初来时正值三年大饥荒,哈尔滨的贫穷肮脏令人震惊。比如,主要街道之外的小街遍地屎尿垃圾,冬天街上的下水口被冰冻住,人们就把污水直接泼到街上,形成五颜六色的污水冰坡。每逢周一到校时,值日生要翻开每个同学的头发检查有没有虱子。我们姐妹三人很快就被同学惹了一头虱子。我妈妈找遍偏方,用“六六六”粉、醋、百部草轮流浸泡我们的头发,然后用篦子刮头发,刮下数量惊人的虱子、虮子。童年的我曾被头上长满西瓜子那么大的虱子、虮子的噩梦惊醒。这样的城市无法给一个孩子留下最初的美好记忆。

直到1998年创办《城与人》专刊,我在追寻哈尔滨的历史足迹时才发现我原来那么热爱这座城市,也开始认同自己是哈尔滨人。

是的,应该是我们都在各自的城市生存几十年以后,我和玛拉几乎同时开始了对哈尔滨的历史探寻。玛拉为寻找家族史而回到哈尔滨寻根,我却是在哈尔滨寻找一个个素昧平生却见证哈尔滨历史的老人。

我们都是城市历史的记录者,尽管切入的角度不同。

2000年的五旬节,玛拉和她的父母一同回到离开四十一年的哈尔滨,并且找到犹太墓地和俄侨墓地,又在俄侨墓地遇见父母的同学瓦莉娅。

她到时,我刚走,错过了这次见面的机会。

半年后,玛拉和另外两位犹太学者来黑龙江省社科院参加学术活动,我和瓦莉娅分别接到邀请。于是我们终于见面了。

后面发生的很多故事是属于我和玛拉的共同记忆。

那年12月,我写的《玛拉和她的国际家庭》发表在《黑龙江日报》的《城与人》专刊上,里面选用了玛拉发给我的老照片,其中有一幅是玛拉在日本建筑师大谷周造设计的小木屋前的留影。那应该是玛拉离开这个城市前的告别。

记得是1961年冬天,我父亲第一次带我们姐妹三人来到冰封的松花江。我们乘坐冰橇,由一人撑铁杆,像江南撑竹篙一样,风驰电掣般从江南滑到江北。我们全身冻透,因此父亲说干脆走回江南。往回走时,猛抬头,忽然看到江畔排列着几座美丽的小木屋,犹如童话般美丽神奇。那其中就有两年前玛拉留过影的小木屋。每当夏季,我们一家或乘汽艇,或划舢板从江北回到江南的途中,都会在松花江的波光粼粼中,看到那些童话般的小木屋。

因此,四十年后看到玛拉的照片,我心里有一种感动——我和玛拉都是哈尔滨的女儿,我们从自己的角度出发,沿着岁月之河探寻应该被后人记住的历史。

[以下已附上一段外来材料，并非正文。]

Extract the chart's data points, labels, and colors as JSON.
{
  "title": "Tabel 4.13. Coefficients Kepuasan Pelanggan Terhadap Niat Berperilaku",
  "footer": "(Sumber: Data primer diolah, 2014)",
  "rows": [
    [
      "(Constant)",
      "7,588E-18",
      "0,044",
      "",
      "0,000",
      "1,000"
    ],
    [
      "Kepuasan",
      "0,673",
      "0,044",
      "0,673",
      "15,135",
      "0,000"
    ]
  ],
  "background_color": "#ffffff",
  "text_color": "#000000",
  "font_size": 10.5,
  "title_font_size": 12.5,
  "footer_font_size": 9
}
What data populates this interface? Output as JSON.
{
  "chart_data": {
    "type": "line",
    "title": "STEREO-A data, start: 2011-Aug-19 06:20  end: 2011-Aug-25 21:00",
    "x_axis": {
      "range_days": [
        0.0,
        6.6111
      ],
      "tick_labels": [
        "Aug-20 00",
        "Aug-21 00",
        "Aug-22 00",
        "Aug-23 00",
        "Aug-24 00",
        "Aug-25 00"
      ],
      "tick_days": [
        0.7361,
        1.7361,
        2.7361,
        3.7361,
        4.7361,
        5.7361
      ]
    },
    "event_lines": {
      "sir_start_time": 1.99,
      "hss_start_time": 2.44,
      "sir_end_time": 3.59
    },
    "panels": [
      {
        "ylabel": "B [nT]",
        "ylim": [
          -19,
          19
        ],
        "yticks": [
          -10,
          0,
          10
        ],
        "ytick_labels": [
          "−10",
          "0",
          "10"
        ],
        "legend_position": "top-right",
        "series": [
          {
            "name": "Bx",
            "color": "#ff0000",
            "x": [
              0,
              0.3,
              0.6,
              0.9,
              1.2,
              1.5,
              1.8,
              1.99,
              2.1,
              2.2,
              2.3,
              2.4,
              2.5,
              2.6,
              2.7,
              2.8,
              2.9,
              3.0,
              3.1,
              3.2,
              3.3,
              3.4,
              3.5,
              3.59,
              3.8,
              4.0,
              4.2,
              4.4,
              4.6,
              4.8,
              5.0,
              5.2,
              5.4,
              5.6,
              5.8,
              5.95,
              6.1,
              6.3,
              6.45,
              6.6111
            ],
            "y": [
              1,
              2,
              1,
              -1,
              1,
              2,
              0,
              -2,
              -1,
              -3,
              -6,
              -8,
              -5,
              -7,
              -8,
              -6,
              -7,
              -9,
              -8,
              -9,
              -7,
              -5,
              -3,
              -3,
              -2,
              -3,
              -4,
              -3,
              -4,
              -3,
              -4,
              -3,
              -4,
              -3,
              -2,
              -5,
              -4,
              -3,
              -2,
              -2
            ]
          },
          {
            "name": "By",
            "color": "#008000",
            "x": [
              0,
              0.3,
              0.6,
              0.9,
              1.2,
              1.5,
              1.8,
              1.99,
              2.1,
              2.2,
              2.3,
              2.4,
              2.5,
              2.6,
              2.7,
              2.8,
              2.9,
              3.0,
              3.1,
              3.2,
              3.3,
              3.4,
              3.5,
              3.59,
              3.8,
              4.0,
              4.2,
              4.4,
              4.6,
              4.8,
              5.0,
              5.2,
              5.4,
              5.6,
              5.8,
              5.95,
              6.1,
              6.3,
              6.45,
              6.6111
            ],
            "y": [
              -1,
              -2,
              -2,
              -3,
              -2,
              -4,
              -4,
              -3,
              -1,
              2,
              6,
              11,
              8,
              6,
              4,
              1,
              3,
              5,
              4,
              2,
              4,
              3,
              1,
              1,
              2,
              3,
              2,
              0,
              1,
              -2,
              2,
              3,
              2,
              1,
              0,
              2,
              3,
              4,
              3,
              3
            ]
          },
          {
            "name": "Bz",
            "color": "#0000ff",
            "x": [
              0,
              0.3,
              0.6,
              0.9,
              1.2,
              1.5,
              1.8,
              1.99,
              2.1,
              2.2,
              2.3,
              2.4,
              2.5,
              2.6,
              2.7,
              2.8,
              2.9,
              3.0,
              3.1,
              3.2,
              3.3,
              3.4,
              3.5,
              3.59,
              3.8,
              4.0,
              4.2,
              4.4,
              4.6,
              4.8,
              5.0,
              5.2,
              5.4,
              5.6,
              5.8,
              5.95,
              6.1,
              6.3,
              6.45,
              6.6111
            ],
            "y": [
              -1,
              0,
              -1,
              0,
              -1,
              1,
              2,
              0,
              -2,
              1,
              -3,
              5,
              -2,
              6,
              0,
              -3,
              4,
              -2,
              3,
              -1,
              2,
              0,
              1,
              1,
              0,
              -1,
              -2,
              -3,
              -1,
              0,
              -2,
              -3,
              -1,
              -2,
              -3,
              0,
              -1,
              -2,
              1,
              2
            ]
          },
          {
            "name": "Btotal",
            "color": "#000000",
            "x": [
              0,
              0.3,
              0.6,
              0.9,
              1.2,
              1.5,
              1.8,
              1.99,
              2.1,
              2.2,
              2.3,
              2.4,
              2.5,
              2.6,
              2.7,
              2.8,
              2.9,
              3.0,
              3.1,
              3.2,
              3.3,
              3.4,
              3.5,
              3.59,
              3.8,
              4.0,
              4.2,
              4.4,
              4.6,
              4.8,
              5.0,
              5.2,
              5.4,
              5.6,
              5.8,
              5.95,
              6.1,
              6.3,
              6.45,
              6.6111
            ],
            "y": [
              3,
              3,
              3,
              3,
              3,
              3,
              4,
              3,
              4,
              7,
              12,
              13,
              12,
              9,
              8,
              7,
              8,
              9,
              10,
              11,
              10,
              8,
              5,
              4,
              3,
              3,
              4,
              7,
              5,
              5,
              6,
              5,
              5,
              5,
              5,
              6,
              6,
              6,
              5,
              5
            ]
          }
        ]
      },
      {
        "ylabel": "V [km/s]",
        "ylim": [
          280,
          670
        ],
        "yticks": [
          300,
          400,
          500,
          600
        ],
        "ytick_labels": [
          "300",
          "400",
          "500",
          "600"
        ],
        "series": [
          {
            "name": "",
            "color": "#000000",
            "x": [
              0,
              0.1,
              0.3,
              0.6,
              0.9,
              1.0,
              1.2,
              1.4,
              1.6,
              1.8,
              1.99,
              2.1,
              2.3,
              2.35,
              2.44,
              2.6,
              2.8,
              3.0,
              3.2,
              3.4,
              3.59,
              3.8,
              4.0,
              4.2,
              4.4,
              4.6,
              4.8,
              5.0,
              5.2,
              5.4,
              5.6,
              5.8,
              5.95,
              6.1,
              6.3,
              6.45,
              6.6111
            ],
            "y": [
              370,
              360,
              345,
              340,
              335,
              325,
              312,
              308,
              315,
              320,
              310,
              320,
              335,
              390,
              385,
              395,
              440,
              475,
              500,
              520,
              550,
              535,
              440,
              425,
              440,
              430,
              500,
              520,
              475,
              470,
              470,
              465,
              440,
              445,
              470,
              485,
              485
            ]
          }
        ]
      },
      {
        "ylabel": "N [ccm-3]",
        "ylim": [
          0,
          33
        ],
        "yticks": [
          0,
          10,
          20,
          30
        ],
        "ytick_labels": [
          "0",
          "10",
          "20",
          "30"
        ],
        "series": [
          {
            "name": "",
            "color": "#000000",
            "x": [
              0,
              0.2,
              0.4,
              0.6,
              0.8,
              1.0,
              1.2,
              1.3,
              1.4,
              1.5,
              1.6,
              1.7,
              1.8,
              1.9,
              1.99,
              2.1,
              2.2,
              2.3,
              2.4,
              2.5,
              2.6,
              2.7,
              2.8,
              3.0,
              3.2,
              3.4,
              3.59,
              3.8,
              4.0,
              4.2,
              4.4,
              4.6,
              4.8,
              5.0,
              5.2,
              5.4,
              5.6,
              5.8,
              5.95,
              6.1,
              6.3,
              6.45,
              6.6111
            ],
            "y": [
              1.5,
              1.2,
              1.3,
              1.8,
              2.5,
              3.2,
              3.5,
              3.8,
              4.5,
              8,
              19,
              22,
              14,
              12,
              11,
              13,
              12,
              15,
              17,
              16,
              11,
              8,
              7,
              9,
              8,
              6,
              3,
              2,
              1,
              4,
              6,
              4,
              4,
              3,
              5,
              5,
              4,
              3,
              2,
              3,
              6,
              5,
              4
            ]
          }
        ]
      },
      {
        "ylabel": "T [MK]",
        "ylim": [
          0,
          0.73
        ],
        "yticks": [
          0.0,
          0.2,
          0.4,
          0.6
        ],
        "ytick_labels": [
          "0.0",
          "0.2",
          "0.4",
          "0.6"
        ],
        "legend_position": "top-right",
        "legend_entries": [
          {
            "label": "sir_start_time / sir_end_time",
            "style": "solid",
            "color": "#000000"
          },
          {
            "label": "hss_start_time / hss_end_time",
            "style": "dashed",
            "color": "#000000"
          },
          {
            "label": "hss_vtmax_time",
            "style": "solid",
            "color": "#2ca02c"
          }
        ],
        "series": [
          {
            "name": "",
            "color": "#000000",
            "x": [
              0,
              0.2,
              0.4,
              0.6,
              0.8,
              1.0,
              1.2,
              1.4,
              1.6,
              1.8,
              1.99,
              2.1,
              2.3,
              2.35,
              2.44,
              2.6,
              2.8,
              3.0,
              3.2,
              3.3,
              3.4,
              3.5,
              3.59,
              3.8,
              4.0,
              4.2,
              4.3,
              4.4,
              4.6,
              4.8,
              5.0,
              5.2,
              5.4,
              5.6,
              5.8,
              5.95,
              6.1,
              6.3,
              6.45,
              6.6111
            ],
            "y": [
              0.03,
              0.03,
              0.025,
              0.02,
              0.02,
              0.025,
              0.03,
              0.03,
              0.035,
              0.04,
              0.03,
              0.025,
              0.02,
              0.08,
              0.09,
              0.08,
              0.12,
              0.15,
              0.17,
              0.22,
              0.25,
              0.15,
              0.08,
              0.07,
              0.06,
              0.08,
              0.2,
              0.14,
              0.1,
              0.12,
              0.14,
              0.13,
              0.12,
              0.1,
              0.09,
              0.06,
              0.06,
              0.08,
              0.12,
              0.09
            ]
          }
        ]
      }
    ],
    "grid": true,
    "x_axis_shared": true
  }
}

如今,那些曾给了我很多帮助,使我得以确认哈尔滨许多老房子的历史功能的老俄侨——米沙叔叔、弗罗霞阿姨、尼娜阿姨、瓦洛佳(还有中国籍的瓦莉娅)等人都离开人世,长眠在哈尔滨皇山俄侨墓地。但那些老房子中的大多数,我已经通过不可移动文物认定申请,使它们被公布为不可移动文物。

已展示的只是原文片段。